A storm pulsed overhead, thunder grinding like distant drums of war. The alley was narrow, forgotten by the world—but soaked in cursed energy thick enough to choke. A curse had been feeding here for weeks. Brutal. Clever. Strong.
And yet, it died screaming.
Your fingers still hummed with the aftershock of your spell as you stood over its dissolving corpse, breathing slow, even. Your blade—half steel, half ancient bone—dripped ichor onto the cracked concrete.
You felt him before you saw him.
A ripple in the air. A snarl in the marrow of the world. Like gravity bending. Like a blade being unsheathed after centuries. You turned.
And there he was.
Sukuna.
But not your Sukuna. Not yet. He wore another’s face—a boy’s face, too young, too clean—but the eyes… Gods, the eyes were his.
Crimson. Cruel. Burning.
He stood at the mouth of the alley like a god disguised in mortal ruin. The cursed energy rolled off him in waves—ancient, brutal, coiled like a storm barely leashed. The rain didn’t touch him. It feared him.
And yet he stared.
Not like a predator. Not like a king.
Like a man who had just walked into a dream he’d forgotten was his.
“…You,” he said, low and lethal.
You tilted your head. Didn’t flinch. You couldn’t. Your knees wanted to buckle, your heart stuttered, but you stood. Because that’s who you were—his equal, even now.
“Did you come to finish what they started?” you asked softly.
His eyes narrowed.
He didn’t answer.

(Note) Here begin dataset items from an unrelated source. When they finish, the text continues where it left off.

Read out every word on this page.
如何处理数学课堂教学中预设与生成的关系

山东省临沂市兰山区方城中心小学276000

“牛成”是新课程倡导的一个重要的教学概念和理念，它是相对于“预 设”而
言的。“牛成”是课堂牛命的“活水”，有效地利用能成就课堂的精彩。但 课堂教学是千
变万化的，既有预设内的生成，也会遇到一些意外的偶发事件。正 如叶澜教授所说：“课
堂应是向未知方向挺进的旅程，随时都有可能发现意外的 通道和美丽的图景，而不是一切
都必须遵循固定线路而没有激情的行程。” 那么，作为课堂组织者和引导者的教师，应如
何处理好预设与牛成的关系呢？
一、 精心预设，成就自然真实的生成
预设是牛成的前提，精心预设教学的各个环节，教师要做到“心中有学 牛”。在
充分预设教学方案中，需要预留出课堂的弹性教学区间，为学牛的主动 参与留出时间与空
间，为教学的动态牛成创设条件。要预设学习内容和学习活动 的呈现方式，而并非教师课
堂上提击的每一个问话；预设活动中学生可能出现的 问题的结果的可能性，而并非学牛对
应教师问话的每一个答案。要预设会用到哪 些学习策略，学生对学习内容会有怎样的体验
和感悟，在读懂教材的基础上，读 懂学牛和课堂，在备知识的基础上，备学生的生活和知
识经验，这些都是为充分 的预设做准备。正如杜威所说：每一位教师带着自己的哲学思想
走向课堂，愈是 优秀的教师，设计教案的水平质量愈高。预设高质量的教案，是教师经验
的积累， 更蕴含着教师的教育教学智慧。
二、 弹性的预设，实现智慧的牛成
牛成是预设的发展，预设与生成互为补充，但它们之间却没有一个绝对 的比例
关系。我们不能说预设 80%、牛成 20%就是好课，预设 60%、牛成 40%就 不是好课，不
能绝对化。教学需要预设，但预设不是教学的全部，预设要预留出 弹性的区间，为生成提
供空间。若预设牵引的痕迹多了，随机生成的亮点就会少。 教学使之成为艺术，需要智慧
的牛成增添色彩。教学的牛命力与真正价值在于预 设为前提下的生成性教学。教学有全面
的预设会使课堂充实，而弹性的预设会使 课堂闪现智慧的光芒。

Just stepped forward, slow, deliberate. The ground under him cracked with each footfall. And when he stopped in front of you—only inches away—you felt the hum beneath your skin. The pull. The recognition your mind hadn’t caught up to yet, but your soul had.
“You smell like something I lost,” he said, voice low enough to make the air tremble. “Something I bled for.”
A memory flickered behind his gaze—of moonlight and firelight, of laughter low in his throat as your hands carded through his hair.
You swallowed. “Maybe you did.”
He reached up—slow, reverent. The back of his knuckles brushed your cheek.
“You’re not afraid.”
“I never was.”
The rain stopped.
The city held its breath.
And in that suspended moment, something snapped—inside him, inside you. A fracture. A flood. The taste of an oath made lifetimes ago spilled into your mouth like blood and honey.
“If they take you from me, I will tear time open.”
His lips parted like he was about to say your name.
But he didn’t remember it.
Not yet.
Instead, he growled like a curse long buried finally breaking free. And his hand slid behind your neck, pulling you closer—not to hurt, but to know. To remember. To claim.